Let’s say you’re working on a new goal in your life. Maybe you want to lose weight or get in shape. Or maybe you’re trying to learn a new skill, like playing golf or the guitar. Or perhaps you’re working with one of your kids, trying to teach them their multiplication tables, or how to hit a baseball.
One of the most difficult things about learning a new skill is that you aren’t very good at first, so you usually experience more failure than success. Because it is a new skill, you haven’t mastered it yet. The thing you’re trying to do is new and difficult for you. Most people don’t succeed right away.
Too much early failure can lead to negative emotions like discouragement, anger, and frustration.

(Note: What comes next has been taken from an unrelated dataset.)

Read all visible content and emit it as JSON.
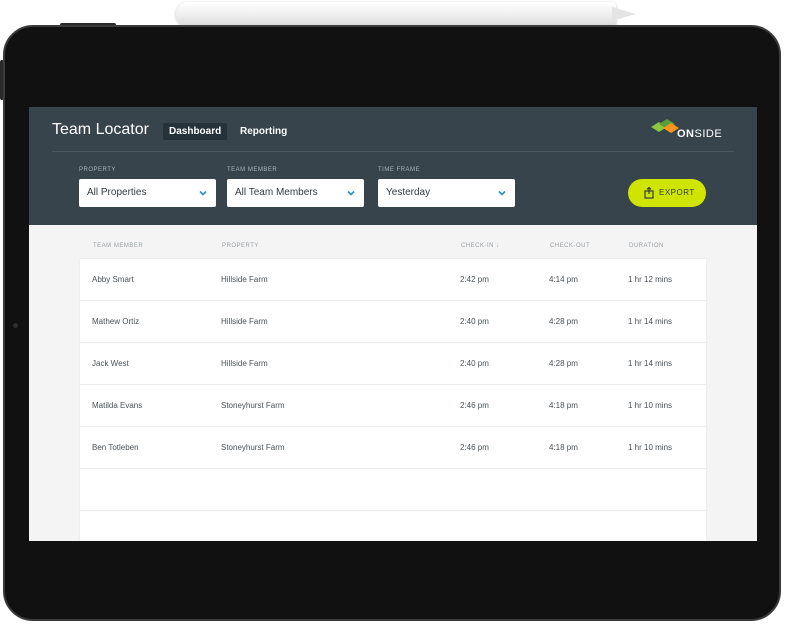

I remember one time at boy scout camp, a group of us were working on our basket making merit badge. It was so hard, one of my friends got upset and threw his half-finished basket in the garbage. For him, enough was enough!
This is a common experience for many of us. It’s difficult to tough it out through those early stages where we experience mostly failure and disappointment. Eventually, we hope the task will get easier and we will have more success, but we can’t be sure. And it sure feels horrible to fail so much right at the start.
Here is a tip for getting through those early stages: set up your change effort so that you succeed early and often.
Here’s an example of what I mean: Let’s say you’re teaching your young child to hit a baseball for the first time. Hitting a baseball is hard. At the beginning, there are a lot of swings and misses. If you give your child a regular wooden bat and fire up your best fastball, there’s a chance your kid wouldn’t get a hit the entire afternoon. He would probably get frustrated and quit, and your dreams of coaching little league and sharing your love of baseball with your child would be over before they began.
Here’s what you should do instead: Buy your kid one of those big plastic bats. Then get an oversized ball (maybe even something like a beach ball), and lob it in slowly from close range. Your kid might still swing and miss a couple of times, but he’s a lot more likely to experience early success. Success leads to positive feelings, which leads to increased desire to play and practice. As your child progresses, you can slowly transition to a smaller bat and ball over time. But experiencing success early and often is essential.
Or let’s take the example of starting a workout plan. Don’t set out to run five miles right away. That’s too much too soon. You will likely be exhausted and quit after about half a mile, feeling badly about your failure. Instead, go outside and plan to exercise for ten minutes. Run for one minute, and then walk for one minute. Repeat this alternating pattern of running and walking for ten minutes. Celebrate your success and feel good about the fact that you are sticking to your workout plan.
Once you get used to the ten-minute run/walk, slowly increase the amount of time you run. Make sure to celebrate your success each step of the way. By starting slow and setting up your change effort so that you succeed early and often, you are more likely to maintain your change effort over time.